The barbell bench press has often been described as one of the best upper body strength exercises. The barbell bench press can be utilised to build the endurance, strength, and power of both horizontal and vertical pressing movements. 

The working muscle groups involved in the bench press include pectoralis major, anterior deltoid, and triceps brachii musculature. Studies have also demonstrated muscle activation of the posterior deltoid, latissimus dorsi, biceps brachii, and the rotator cuff musculature.
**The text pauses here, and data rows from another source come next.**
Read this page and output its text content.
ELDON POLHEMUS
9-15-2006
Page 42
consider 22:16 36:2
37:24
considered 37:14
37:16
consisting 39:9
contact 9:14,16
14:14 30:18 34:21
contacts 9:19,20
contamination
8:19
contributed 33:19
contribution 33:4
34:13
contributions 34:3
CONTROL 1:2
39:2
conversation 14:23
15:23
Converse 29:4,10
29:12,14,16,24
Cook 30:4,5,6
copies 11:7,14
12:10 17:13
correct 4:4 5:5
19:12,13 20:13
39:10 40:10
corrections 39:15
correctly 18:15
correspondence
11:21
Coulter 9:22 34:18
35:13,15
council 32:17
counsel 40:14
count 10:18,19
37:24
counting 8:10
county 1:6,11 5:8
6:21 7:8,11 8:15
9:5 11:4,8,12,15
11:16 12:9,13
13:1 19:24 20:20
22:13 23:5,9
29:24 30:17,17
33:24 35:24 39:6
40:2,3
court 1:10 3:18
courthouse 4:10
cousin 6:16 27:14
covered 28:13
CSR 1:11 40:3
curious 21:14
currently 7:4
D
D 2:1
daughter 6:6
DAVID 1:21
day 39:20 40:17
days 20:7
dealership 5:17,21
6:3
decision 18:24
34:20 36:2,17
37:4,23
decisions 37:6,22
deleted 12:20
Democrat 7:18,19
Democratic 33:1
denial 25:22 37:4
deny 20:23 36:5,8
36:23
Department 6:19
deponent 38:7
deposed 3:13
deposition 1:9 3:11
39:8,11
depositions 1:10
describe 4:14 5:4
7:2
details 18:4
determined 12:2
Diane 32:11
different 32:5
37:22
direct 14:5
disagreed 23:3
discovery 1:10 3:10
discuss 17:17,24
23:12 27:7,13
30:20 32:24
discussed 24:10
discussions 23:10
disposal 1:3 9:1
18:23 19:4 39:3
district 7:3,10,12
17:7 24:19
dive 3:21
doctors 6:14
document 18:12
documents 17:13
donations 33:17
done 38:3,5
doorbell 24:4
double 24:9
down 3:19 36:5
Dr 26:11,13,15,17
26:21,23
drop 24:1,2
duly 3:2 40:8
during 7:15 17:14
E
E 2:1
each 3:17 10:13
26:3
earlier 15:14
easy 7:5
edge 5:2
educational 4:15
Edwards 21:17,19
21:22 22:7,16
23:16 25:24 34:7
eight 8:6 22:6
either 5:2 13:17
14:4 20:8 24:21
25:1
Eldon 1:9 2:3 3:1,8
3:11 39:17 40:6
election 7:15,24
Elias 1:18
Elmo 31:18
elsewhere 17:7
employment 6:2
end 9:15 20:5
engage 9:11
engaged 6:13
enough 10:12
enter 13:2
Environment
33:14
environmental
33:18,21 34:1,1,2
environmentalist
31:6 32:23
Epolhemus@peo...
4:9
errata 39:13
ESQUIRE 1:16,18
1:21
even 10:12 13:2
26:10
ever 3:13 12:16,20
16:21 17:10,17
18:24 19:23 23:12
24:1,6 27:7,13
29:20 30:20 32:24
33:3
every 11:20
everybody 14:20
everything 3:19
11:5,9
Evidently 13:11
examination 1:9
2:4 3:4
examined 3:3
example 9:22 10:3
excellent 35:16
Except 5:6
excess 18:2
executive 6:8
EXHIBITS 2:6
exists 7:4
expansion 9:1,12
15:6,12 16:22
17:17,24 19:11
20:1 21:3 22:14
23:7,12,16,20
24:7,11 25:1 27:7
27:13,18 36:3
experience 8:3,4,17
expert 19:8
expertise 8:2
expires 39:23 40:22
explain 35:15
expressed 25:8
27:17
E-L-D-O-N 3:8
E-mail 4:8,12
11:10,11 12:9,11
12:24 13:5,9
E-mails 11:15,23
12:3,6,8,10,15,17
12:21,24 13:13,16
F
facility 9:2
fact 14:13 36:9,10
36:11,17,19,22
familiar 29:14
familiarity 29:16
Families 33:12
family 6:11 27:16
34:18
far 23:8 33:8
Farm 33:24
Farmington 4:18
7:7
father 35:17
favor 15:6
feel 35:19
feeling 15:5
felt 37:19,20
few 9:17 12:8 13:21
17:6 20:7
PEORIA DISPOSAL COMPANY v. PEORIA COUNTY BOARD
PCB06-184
There are numerous variations of the barbell bench press, although a bench press performed on a flat bench is likely the most common variation. Other variations include using an incline or decline bench, a narrow, medium, or wide-grip, and a reverse-grip (double-supinated) rather than a standard grip (double-pronated/overhand).

Saeterbakken et al. examined the effect of wide, medium, and narrow grip width on muscle activation during the flat bench press. A 6RM bench press was utilised for each condition. 

The wide grip set-up was 81cm between the hands, which is consistent with the max width allowed in many powerlifting meets. The narrow grip width was set at the athlete’s armpit to armpit distance, and the medium grip width was set halfway between the wide and narrow grip. 

The only significant difference in EMG findings between the narrow, medium, and wide grip bench press was related to the biceps brachii. The biceps brachii activation in the narrow grip bench press decreased by 30.5% and 25.9% compared to the medium grip and wide grip bench press. It’s important to keep in mind here that this study was performed on subjects who competed professionally in the bench press.